Example 16 provides the apparatus of any one of examples 1-10, in which a sign compute block includes a one-hot decoder to generate a mask including a plurality of bit sequences, a bit sequence including a single high bit and one or more low bits; and a mask decoder to filter out two bits from the first bit operand and the second bit operand by applying the mask on the first bit operand and the second bit operand.
Example 17 provides the apparatus of any one of examples 1-16, in which the sign is determined by the sign compute block with which the parity block is paired based on one or more bits in the first bit operand, and the parity block is to determine whether to change the sign determined by the sign compute block based on one or more other bits in the first bit operand.

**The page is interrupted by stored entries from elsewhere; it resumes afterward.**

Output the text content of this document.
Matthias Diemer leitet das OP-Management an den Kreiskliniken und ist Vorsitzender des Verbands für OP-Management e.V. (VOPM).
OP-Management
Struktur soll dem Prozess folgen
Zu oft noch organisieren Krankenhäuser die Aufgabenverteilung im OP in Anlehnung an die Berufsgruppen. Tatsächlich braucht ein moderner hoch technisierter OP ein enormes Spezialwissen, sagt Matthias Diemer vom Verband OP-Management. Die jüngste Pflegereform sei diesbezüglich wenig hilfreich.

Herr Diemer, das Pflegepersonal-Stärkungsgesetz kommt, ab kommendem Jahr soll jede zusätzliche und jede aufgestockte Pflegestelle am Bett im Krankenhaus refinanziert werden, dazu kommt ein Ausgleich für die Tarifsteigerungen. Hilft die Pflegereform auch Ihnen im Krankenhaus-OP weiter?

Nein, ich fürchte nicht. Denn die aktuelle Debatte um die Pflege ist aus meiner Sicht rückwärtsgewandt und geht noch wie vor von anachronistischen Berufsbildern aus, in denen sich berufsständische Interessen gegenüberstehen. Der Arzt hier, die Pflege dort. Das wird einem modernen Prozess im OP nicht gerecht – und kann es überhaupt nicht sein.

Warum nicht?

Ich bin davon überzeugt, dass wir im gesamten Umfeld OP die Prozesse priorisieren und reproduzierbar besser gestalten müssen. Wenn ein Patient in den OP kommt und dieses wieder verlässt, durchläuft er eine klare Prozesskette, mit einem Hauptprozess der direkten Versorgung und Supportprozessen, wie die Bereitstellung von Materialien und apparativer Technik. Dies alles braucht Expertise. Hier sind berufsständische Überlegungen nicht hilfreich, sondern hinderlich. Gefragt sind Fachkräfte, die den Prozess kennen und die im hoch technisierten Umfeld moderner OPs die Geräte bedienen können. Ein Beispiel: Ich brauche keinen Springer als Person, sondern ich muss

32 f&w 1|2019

Example 18 provides a method for executing a geometric algebraic operation, the method including storing a first bit operand representing presence or absence of bases in a first blade; storing a second bit operand representing presence or absence of bases in a second blade; determining, from the first bit operand and the second bit operand, one or more signs, in which a given sign indicates whether a product of multiplying one or more bases in the first blade by one or more bases in the second blade is positive or negative; performing one or more determinations of whether to change the one or more signs based on the first bit operand, the second bit operand, and a third bit operand representing presence or absence of bases in a geometric product of the first blade and the second blade; and determining a sign of the geometric product based on the one or more signs and the one or more determinations.
Example 19 provides the method of example 18, in which the geometric algebraic operation has a predetermined number of bases, the first bit operand includes the predetermined number of bits that respectively corresponds to the predetermined number of bases, a high bit in the first bit operand indicates that a corresponding base is present in the first blade, and a low bit in the first bit operand indicates that a corresponding base is absent from the first blade.

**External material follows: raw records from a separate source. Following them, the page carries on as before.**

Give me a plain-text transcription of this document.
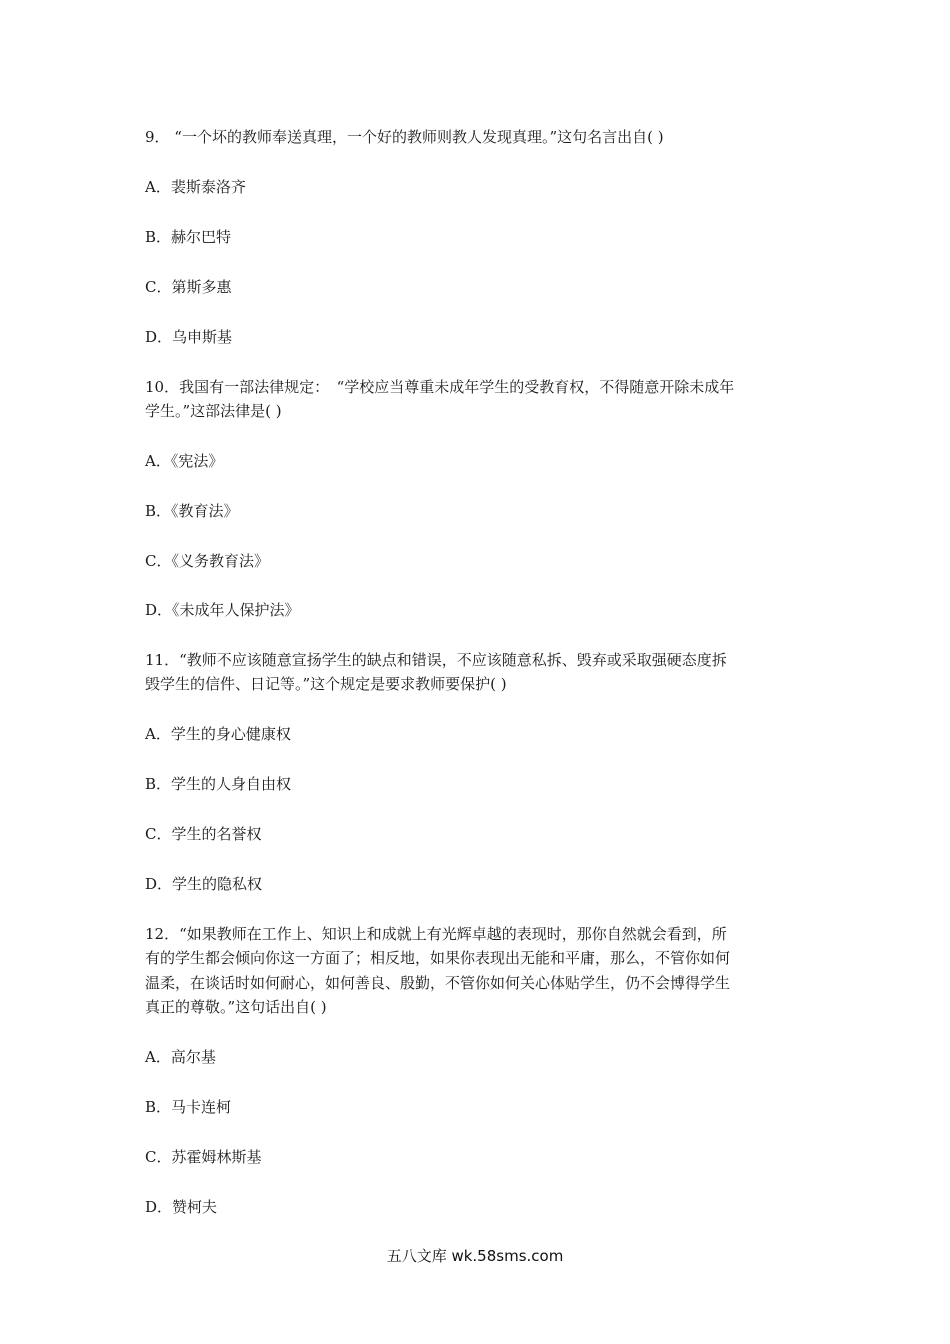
9． “一个坏的教师奉送真理，一个好的教师则教人发现真理。”这句名言出自( )
A．裴斯泰洛齐
B．赫尔巴特
C．第斯多惠
D．乌申斯基
10．我国有一部法律规定：　“学校应当尊重未成年学生的受教育权，不得随意开除未成年
学生。”这部法律是( )
A．《宪法》
B．《教育法》
C．《义务教育法》
D．《未成年人保护法》
11．“教师不应该随意宣扬学生的缺点和错误，不应该随意私拆、毁弃或采取强硬态度拆
毁学生的信件、日记等。”这个规定是要求教师要保护( )
A．学生的身心健康权
B．学生的人身自由权
C．学生的名誉权
D．学生的隐私权
12．“如果教师在工作上、知识上和成就上有光辉卓越的表现时，那你自然就会看到，所
有的学生都会倾向你这一方面了；相反地，如果你表现出无能和平庸，那么，不管你如何
温柔，在谈话时如何耐心，如何善良、殷勤，不管你如何关心体贴学生，仍不会博得学生
真正的尊敬。”这句话出自( )
A．高尔基
B．马卡连柯
C．苏霍姆林斯基
D．赞柯夫
五八文库 wk.58sms.com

Example 20 provides the method of example 18 or 19, in which determining the one or more signs includes generating a mask including a plurality of bit sequences, a bit sequence including a single high bit and one or more low bits; filtering out two bits from the first bit operand and the second bit operand by applying the mask on the first bit operand and the second bit operand; and determining the one or more signs based on the two bits.
The above description of illustrated implementations of the disclosure, including what is described in the Abstract, is not intended to be exhaustive or to limit the disclosure to the precise forms disclosed. While specific implementations of, and examples for, the disclosure are described herein for illustrative purposes, various equivalent modifications are possible within the scope of the disclosure, as those skilled in the relevant art can recognize. These modifications may be made to the disclosure in light of the above detailed description.